Kegiatan dibarengi dengan penandatanganan perjanjian kerjasama IGI Kabupaten Natuna dengan Dinas Pendidikan dan Kebudayaan Kabupaten Natuna serta Dinas Perpustakaan dan Kerasilan Daerah Natuna, yang dihadiri juga oleh Sekda Natuna, Boy Wijanarko dan Kepala OPD terkait.

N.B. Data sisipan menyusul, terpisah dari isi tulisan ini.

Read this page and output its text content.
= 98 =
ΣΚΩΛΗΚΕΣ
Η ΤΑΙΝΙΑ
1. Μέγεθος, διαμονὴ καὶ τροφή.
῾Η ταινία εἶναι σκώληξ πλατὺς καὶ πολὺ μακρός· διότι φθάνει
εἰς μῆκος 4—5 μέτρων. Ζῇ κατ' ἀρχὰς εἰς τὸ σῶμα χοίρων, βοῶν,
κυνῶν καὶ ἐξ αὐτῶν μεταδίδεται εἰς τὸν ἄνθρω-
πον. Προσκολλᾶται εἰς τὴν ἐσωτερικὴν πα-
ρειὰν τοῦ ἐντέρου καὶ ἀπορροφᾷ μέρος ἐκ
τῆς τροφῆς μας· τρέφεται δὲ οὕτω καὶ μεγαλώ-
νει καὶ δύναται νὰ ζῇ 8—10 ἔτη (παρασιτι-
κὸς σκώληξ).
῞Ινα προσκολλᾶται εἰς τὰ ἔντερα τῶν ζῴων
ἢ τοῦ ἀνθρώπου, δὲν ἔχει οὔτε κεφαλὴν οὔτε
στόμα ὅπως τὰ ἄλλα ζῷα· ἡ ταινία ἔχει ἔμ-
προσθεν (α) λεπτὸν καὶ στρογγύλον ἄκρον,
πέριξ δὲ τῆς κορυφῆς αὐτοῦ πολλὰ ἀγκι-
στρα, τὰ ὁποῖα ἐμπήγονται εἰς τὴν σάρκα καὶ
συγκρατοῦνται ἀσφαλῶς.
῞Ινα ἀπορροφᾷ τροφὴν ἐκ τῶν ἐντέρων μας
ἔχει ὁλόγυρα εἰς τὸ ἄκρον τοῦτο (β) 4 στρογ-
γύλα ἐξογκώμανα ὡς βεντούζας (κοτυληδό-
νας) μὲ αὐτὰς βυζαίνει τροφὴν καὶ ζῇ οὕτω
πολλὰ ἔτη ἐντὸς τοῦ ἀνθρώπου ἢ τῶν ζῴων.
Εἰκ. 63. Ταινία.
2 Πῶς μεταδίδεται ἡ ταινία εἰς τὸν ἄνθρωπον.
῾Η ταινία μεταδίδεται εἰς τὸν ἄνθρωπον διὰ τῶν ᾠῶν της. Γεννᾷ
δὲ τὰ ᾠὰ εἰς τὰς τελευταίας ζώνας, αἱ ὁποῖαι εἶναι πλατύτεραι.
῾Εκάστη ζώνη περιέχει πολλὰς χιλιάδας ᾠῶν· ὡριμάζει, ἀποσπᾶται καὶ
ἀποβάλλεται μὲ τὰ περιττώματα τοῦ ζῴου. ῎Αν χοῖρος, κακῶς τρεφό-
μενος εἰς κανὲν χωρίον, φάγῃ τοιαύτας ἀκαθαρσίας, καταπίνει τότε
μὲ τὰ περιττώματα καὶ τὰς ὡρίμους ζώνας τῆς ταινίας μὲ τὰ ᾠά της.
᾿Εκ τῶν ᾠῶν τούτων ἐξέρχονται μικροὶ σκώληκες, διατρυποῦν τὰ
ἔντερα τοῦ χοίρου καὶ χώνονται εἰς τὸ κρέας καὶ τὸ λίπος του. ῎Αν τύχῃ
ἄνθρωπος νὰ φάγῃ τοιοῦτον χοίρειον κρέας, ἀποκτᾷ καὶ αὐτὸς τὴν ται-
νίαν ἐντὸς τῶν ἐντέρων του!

Wan Siswandi mengatakan, di era digitalasisasi hendaknya para guru mengikuti dan memanfaatkan semaksimal mungkin produk digital untuk kemajuan dunia pendidikan khususnya di Natuna.
Bupati Natuna Wan Siswandi Dapat Pin Sebagai Anggota Kehormatan IGI
“Kabupaten Natuna kini juga tidak jauh ketinggalan dengan kota besar lainya di bidang layanan telekomunikasi) internet, sehingga tidak ada lagi jarak terasa dekat antara Natuna yang berada di ujung NKRI dengan daerah lainya oleh dahsyatnya produk digital ini. Saya sangat apresiasi dengan kegiatan ini, pada dasarnya pemerintah daerah mendukung kegiatan seperti ini, dengan harapan, IGI lebih bisa lagi berkarya dari sekarang,” ujar Bupati.
Hal senada juga diungkapkan oleh Ketua Umum IGI Danang Hidayatullah yang mengatakan bahwa dirinya tidak menyangka bakal hadir di Natuna yang dilengkapi dengan sarana dan prasarana internet yang memadai.

“Saya bahkan sangat kagum dan bangga dengan seluruh bakat dan pitensi anak daerah Natuna, dan berjanji akan membawa beberapa anak perwakilan dari Natuna untuk tampil di hadapan DPR RI pada saat Hari Guru Nasional 25 November mendatang. Mohon restunya ya Pak Bupati,” pinta Danang.
Sementara itu, Wakil Bupati Natuna Rodhial Huda berpesan kepada segenap guru yang tergabung dalam IGI agar tidak saling menjatuhkan dengan organ guru lainya. Bahkan dirinya meminta agar sesama organisasi harus saling koordinasi satu dengan yang lainya demi kemajuan pendidikan di Natuna.
“Saling adu inovasi, saling adu dalam berkreasi dengan satu tujuan untuk kemajuan pendidikan anak-anak kita,” tegas Rodhial.
Dirinya juga meminta kepada seluruh guru, agar terus mengajarkan anak didik dengan budaya antri untuk melatih diri agar tidak menyerobot hak orang lain serta terus memberi contoh kepada murid agar tetap menjunjung tinggi kesopanan. (kalit).